Ferranti Effect in a transmission Line is reduced using voltage compensation which in turn is accomplished by Shunt Reactor. Shunt Reactor is just like a Transformer but it has only primary and no secondary. Shunt Reactor is connected to all the three phases i.e. R, Y and B phase. Figure below shows a Shunt Reactor. Isn’t it look like a Transformer? Yes..it does…
For better understanding we will consider different aspects of Ferranti Effect.
What is Ferranti Effect?
A long transmission line can be considered to be composed of a considerably high amount of capacitance and inductor distributed across the entire length of the line. Ferranti Effect occurs when current drawn by the distributed capacitance of the line is greater than the current associated with the load at the receiving end of the line which occur during light or no load.

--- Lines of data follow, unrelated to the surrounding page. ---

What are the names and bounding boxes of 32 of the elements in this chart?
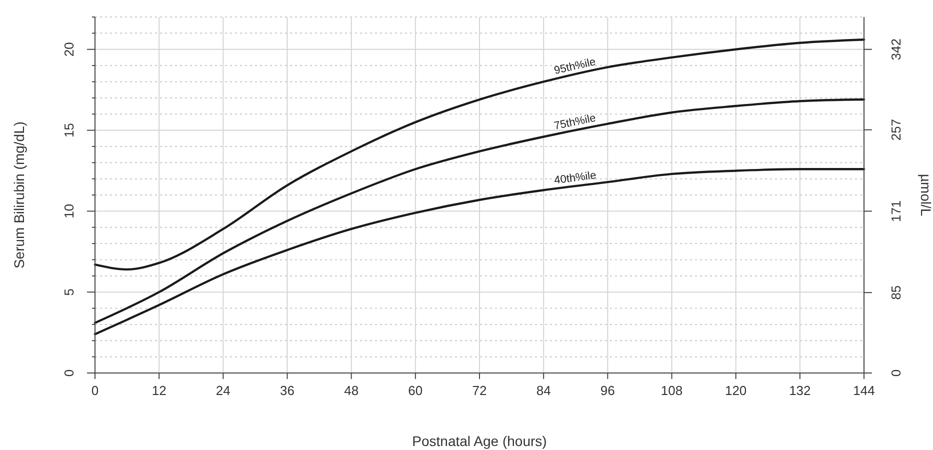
text: 75th%ile [553,112,597,132]
x-tick-label: 84 [536,383,551,398]
line-series [94,98,866,324]
x-tick-label: 60 [408,383,423,398]
y-axis-title: Serum Bilirubin (mg/dL) [11,121,27,269]
x-tick-label: 72 [472,383,487,398]
y-tick-label: 15 [62,123,77,138]
x-axis-title: Postnatal Age (hours) [412,433,547,449]
x-tick-label: 12 [152,383,166,398]
x-tick-label: 36 [280,383,294,398]
x-tick-label: 48 [344,383,359,398]
y-tick-label: 5 [62,288,77,296]
y-tick-label: 20 [62,42,77,57]
y-tick-label: 0 [62,369,77,377]
y2-tick-label: 0 [888,369,904,377]
y2-tick-label: 257 [888,118,904,141]
y2-axis-title: µmol/L [918,174,933,216]
x-tick-label: 108 [660,383,683,398]
x-tick-label: 144 [853,383,875,398]
x-tick-label: 24 [216,383,230,398]
y-tick-label: 10 [62,204,77,218]
x-tick-label: 132 [789,383,811,398]
text: 95th%ile [553,56,597,78]
y2-tick-label: 171 [888,200,904,222]
x-tick-label: 120 [724,383,747,398]
line-series [94,168,866,336]
x-tick-label: 0 [91,383,99,398]
y2-tick-label: 85 [888,285,904,300]
x-tick-label: 96 [600,383,615,398]
text: 40th%ile [554,170,597,187]
y2-tick-label: 342 [888,38,904,60]
line-series [94,38,866,271]
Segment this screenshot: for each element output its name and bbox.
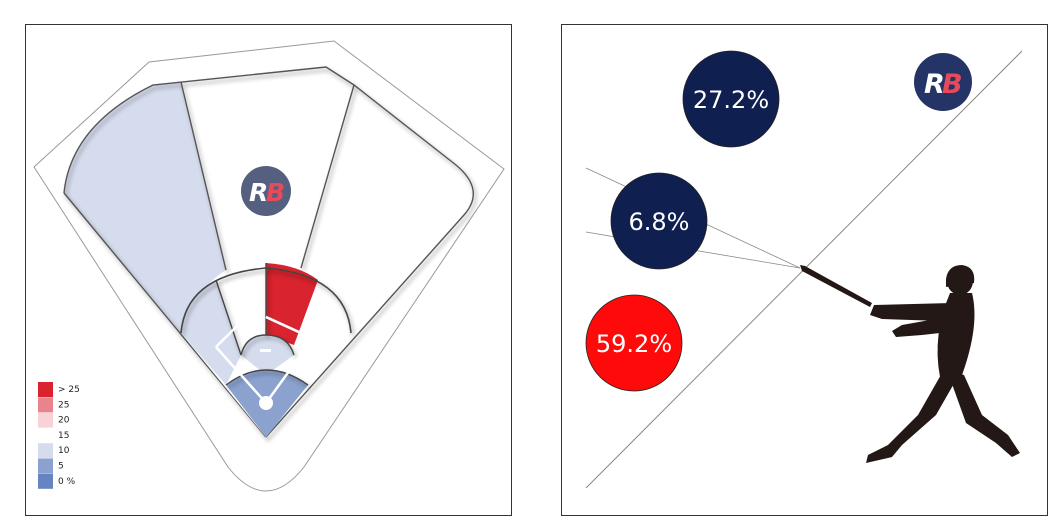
- spray-chart: R B > 25 25 20 15 10 5 0 %: [33, 40, 505, 492]
- zone-infield-center-right: [266, 263, 318, 345]
- svg-text:R: R: [924, 69, 945, 100]
- bubble: [610, 172, 708, 270]
- outfield-borders: [63, 66, 474, 438]
- batter-silhouette: [800, 265, 1020, 463]
- legend-swatch: [38, 382, 53, 397]
- legend-label: 25: [58, 400, 69, 410]
- zone-outfield-left: [64, 82, 226, 333]
- base-paths: [215, 315, 310, 404]
- svg-text:B: B: [942, 69, 963, 100]
- legend: > 25 25 20 15 10 5 0 %: [38, 382, 80, 489]
- legend-label: > 25: [58, 385, 80, 395]
- batted-ball-chart: 27.2% 6.8% 59.2% R B: [585, 50, 1023, 489]
- svg-text:R: R: [249, 178, 268, 207]
- zone-outfield-right: [301, 85, 469, 333]
- bubble-label: 6.8%: [629, 208, 690, 236]
- batted-ball-panel: 27.2% 6.8% 59.2% R B: [561, 24, 1048, 516]
- zone-near-mound: [241, 335, 294, 375]
- spray-chart-panel: R B > 25 25 20 15 10 5 0 %: [25, 24, 512, 516]
- infield-borders: [180, 263, 352, 386]
- rb-logo: R B: [241, 166, 291, 216]
- legend-swatch: [38, 397, 53, 413]
- bubbles: 27.2% 6.8% 59.2%: [585, 50, 780, 392]
- legend-label: 5: [58, 462, 64, 472]
- pitchers-mound: [260, 349, 271, 352]
- legend-swatch: [38, 412, 53, 428]
- legend-swatch: [38, 473, 53, 489]
- bubble: [682, 50, 780, 148]
- bubble-label: 27.2%: [693, 86, 769, 114]
- svg-text:B: B: [266, 178, 285, 207]
- legend-label: 20: [58, 416, 70, 426]
- bubble: [585, 294, 683, 392]
- legend-label: 15: [58, 431, 69, 441]
- legend-swatch: [38, 458, 53, 474]
- rb-logo: R B: [914, 53, 972, 111]
- legend-label: 0 %: [58, 477, 76, 487]
- zone-infield-center-left: [216, 269, 266, 345]
- legend-label: 10: [58, 446, 70, 456]
- bubble-label: 59.2%: [596, 330, 672, 358]
- legend-swatch: [38, 427, 53, 443]
- home-plate: [259, 396, 273, 410]
- legend-swatch: [38, 443, 53, 459]
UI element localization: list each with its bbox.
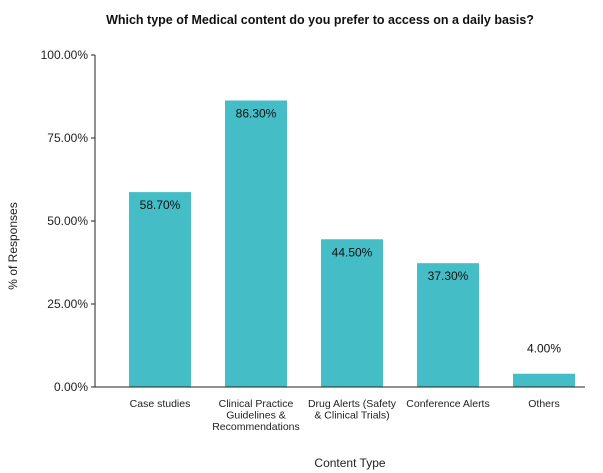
y-tick-label: 0.00% bbox=[54, 380, 88, 394]
bar bbox=[513, 373, 575, 387]
x-category-label: Drug Alerts (Safety & Clinical Trials) bbox=[308, 398, 397, 422]
chart-title: Which type of Medical content do you pre… bbox=[106, 13, 534, 27]
data-labels: 58.70% 86.30% 44.50% 37.30% 4.00% bbox=[140, 106, 562, 355]
x-category-label: Case studies bbox=[130, 398, 191, 410]
bar bbox=[225, 100, 287, 387]
bar-data-label: 37.30% bbox=[428, 269, 469, 283]
bar-data-label: 58.70% bbox=[140, 198, 181, 212]
bar-series bbox=[129, 100, 575, 387]
x-category-label: Conference Alerts bbox=[406, 398, 489, 410]
x-category-label: Others bbox=[528, 398, 560, 410]
x-axis-category-labels: Case studies Clinical Practice Guidelines … bbox=[130, 398, 560, 433]
bar bbox=[321, 239, 383, 387]
y-axis-title: % of Responses bbox=[6, 202, 20, 289]
y-axis-ticks: 0.00% 25.00% 50.00% 75.00% 100.00% bbox=[41, 48, 95, 394]
bar-data-label: 4.00% bbox=[527, 342, 561, 356]
y-tick-label: 100.00% bbox=[41, 48, 89, 62]
y-tick-label: 50.00% bbox=[47, 214, 88, 228]
bar bbox=[129, 192, 191, 387]
y-tick-label: 75.00% bbox=[47, 131, 88, 145]
y-tick-label: 25.00% bbox=[47, 297, 88, 311]
bar bbox=[417, 263, 479, 387]
x-category-label: Clinical Practice Guidelines & Recommendat… bbox=[212, 398, 300, 433]
x-axis-title: Content Type bbox=[314, 456, 385, 470]
bar-data-label: 86.30% bbox=[236, 106, 277, 120]
bar-data-label: 44.50% bbox=[332, 245, 373, 259]
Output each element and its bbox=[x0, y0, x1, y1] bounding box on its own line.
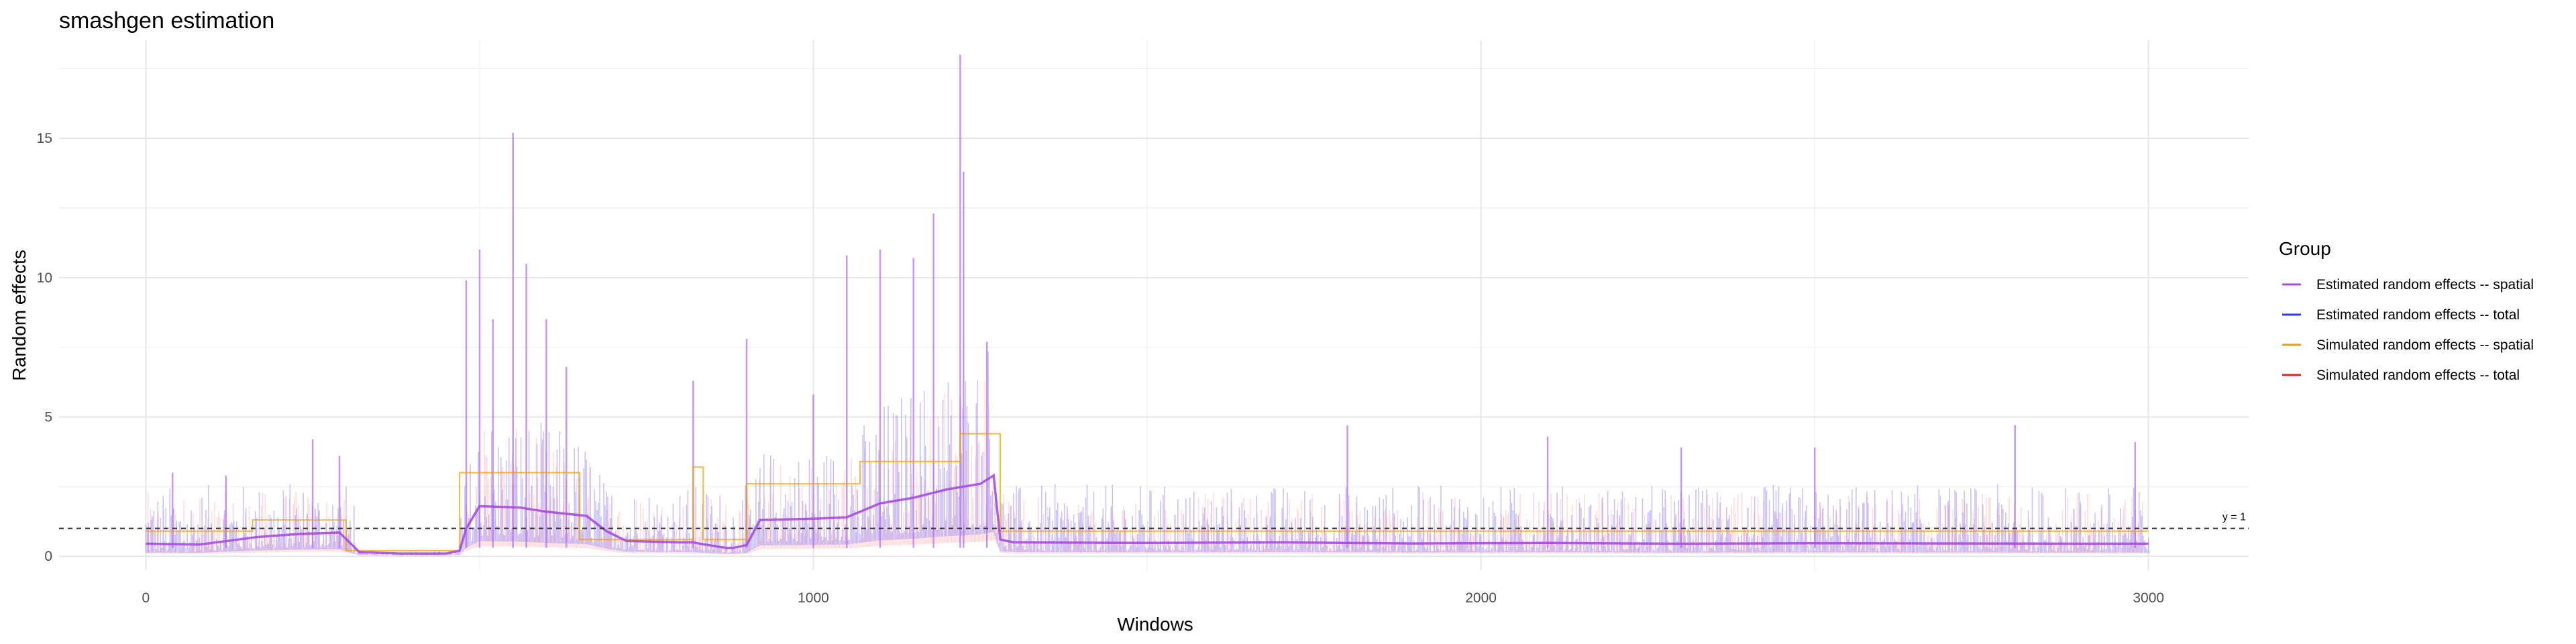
x-axis-ticks: 0 1000 2000 3000 bbox=[142, 590, 2165, 606]
x-axis-title: Windows bbox=[1117, 614, 1193, 635]
x-tick-label: 0 bbox=[142, 590, 150, 606]
legend: Group Estimated random effects -- spatia… bbox=[2279, 238, 2534, 383]
y-axis-title: Random effects bbox=[9, 250, 30, 381]
y-tick-label: 15 bbox=[37, 131, 52, 146]
series-line bbox=[146, 473, 2149, 555]
x-tick-label: 3000 bbox=[2133, 590, 2164, 606]
grid-minor bbox=[59, 40, 2249, 570]
reference-line: y = 1 bbox=[59, 512, 2249, 529]
grid-major bbox=[59, 40, 2249, 570]
series-lines bbox=[146, 433, 2149, 555]
series-line bbox=[146, 433, 2149, 551]
x-tick-label: 2000 bbox=[1465, 590, 1497, 606]
reference-line-label: y = 1 bbox=[2222, 512, 2246, 523]
legend-item-label: Simulated random effects -- total bbox=[2316, 368, 2520, 383]
legend-title: Group bbox=[2279, 238, 2331, 259]
x-tick-label: 1000 bbox=[798, 590, 829, 606]
simulated-spikes bbox=[146, 381, 2150, 556]
y-axis-ticks: 0 5 10 15 bbox=[37, 131, 52, 564]
legend-item-label: Simulated random effects -- spatial bbox=[2316, 337, 2534, 353]
y-tick-label: 5 bbox=[44, 410, 52, 425]
legend-item-label: Estimated random effects -- total bbox=[2316, 307, 2520, 323]
data-spikes bbox=[145, 54, 2150, 556]
y-tick-label: 10 bbox=[37, 270, 52, 286]
legend-item-label: Estimated random effects -- spatial bbox=[2316, 277, 2534, 292]
chart-title: smashgen estimation bbox=[59, 8, 274, 34]
legend-items: Estimated random effects -- spatial Estim… bbox=[2282, 277, 2534, 383]
y-tick-label: 0 bbox=[44, 549, 52, 564]
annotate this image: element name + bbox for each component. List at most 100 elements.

This capacitor charging current leads to voltage drop across the line inductor of the transmission system which is in phase with the sending end voltages. This voltage drop keeps on increasing additively as we move towards the load end of the line and subsequently the receiving end voltage tends to get larger than applied voltage leading to the phenomena called Ferranti Effect in power system.
During no load or light load condition, the reactive power generated at a point on the Transmission Line will be more than the reactive power absorbed and therefore the voltage at that point will rise. Mind that during no load or light load condition the line capacitance will dominate to inductance.
The % Rise in voltage in an EHV Transmission Line depends on the square of its length of line.
% dV is approximately = 0.55×(L/100)2
where L=line length in km and dV = Change in Voltage
If it’s a short line no control is needed as the voltage rise will not be significant during light load or no load condition i.e. Ferranti Effect will not be dominating.
For a medium length line of 250 km the rise in voltage will be about 9.4% and it is above tolerance limit of 5% for 400 kV and above.